Almost everything she says could be true. That is, children “should” do things because they want to. For example, your children should do their chores at home because they want to contribute to the family. And children should do other things because it’s the right thing to do. For instance, they should do their homework not because they will get a reward but because they want to learn.
Finally, Denise voiced a common concern that kids will expect a reward every time they’re supposed to do something. That is a danger when you try using rewards. A boy I knew was getting rewarded for bringing in the trash cans on garbage pick-up day. His mother thought it was time he just did it because it was his chore. When he failed to bring the trash cans in, his mother reminded him. “What do I get if I bring them in?” he asked.
Admittedly, using rewards to encourage certain behaviors could have some drawbacks. However, there are ways to avoid these and make sure that rewards work for you as a parent and not against you.
There are three rules to keep firmly in mind if you plan to use rewards to bring about behaviors which aren’t occurring or are not occurring often enough.
1. Be clear about what you expect and the behavior you want strengthened.
This means that some thought should go into the use of rewards. It’s not a discipline technique to be used haphazardly. For instance, if you want to reduce the times your son hits his younger sister, it’s important to think about the behavior you wish to strengthen. “Not hitting your sister” is difficult to define and runs the risk of focusing your attention on the non-occurrence of an inappropriate behavior.
However, if the behavior you wish to reward is “cooperation with and kindness toward your sister,” then you may have an easier time deciding exactly what behavior should be rewarded. You actually do want to increase the times he is kind to his sister, and that can be observed – and rewarded.
2. Choose a reward in the form of a payoff or incentive that will be highly prized or desired by your child.
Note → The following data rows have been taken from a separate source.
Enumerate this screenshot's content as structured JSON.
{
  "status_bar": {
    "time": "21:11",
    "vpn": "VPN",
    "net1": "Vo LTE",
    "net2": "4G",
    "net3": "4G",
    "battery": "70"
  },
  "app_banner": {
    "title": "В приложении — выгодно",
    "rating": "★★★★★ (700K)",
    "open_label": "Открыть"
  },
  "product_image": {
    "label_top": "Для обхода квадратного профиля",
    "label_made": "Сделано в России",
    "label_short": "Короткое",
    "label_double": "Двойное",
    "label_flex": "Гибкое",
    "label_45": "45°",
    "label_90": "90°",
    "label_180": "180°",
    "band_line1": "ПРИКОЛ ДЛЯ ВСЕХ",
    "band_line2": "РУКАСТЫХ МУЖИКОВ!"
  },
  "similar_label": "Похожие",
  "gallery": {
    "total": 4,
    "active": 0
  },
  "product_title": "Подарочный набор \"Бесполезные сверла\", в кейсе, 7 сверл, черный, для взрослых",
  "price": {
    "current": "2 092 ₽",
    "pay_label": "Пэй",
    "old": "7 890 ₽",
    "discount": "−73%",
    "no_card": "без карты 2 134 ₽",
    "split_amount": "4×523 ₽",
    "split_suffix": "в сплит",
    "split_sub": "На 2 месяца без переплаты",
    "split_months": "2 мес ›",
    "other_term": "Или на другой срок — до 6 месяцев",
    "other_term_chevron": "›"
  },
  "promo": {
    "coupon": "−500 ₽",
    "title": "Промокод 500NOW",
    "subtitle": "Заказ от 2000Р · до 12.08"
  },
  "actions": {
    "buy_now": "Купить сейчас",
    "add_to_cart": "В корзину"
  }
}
The cliché is to offer a child M & Ms as a reward for a good behavior. Unless you are trying to strengthen the behavior of a very young child, M & Ms are unlikely to motivate a lot of kids these days.
However, a privilege (an extra 30 minutes of television before bedtime), opportunity (riding a bike around the block), or activity (having a sleep-over with a friend) could be motivating to almost any child as long as you know what it is your child really likes. I encourage parents to use activities and privileges more often than tangible rewards because I think in the long run children value these more.
3. Give the reward or payoff only after the child has performed the desired appropriate or targeted behavior.
Edward wanted his son to get better at completing his homework. He promised his son, Jeff, more video game time if he completed his homework. However, Jeff often made excuses why he needed to play a video game before his homework was completed. Jeff was very good at making new deals with his dad.
“I need to finish the game now while I’m on a roll,” Jeff would say. “Then, I promise I’ll finish my homework.”
Of course, then there was another excuse as to why he couldn’t finish the work that night, but he always promised he would do his school work “first thing in the morning.”
When Edward caught on to this and insisted that there would be no video games until the work was completed, Jeff succeeded in showing his dad completed homework.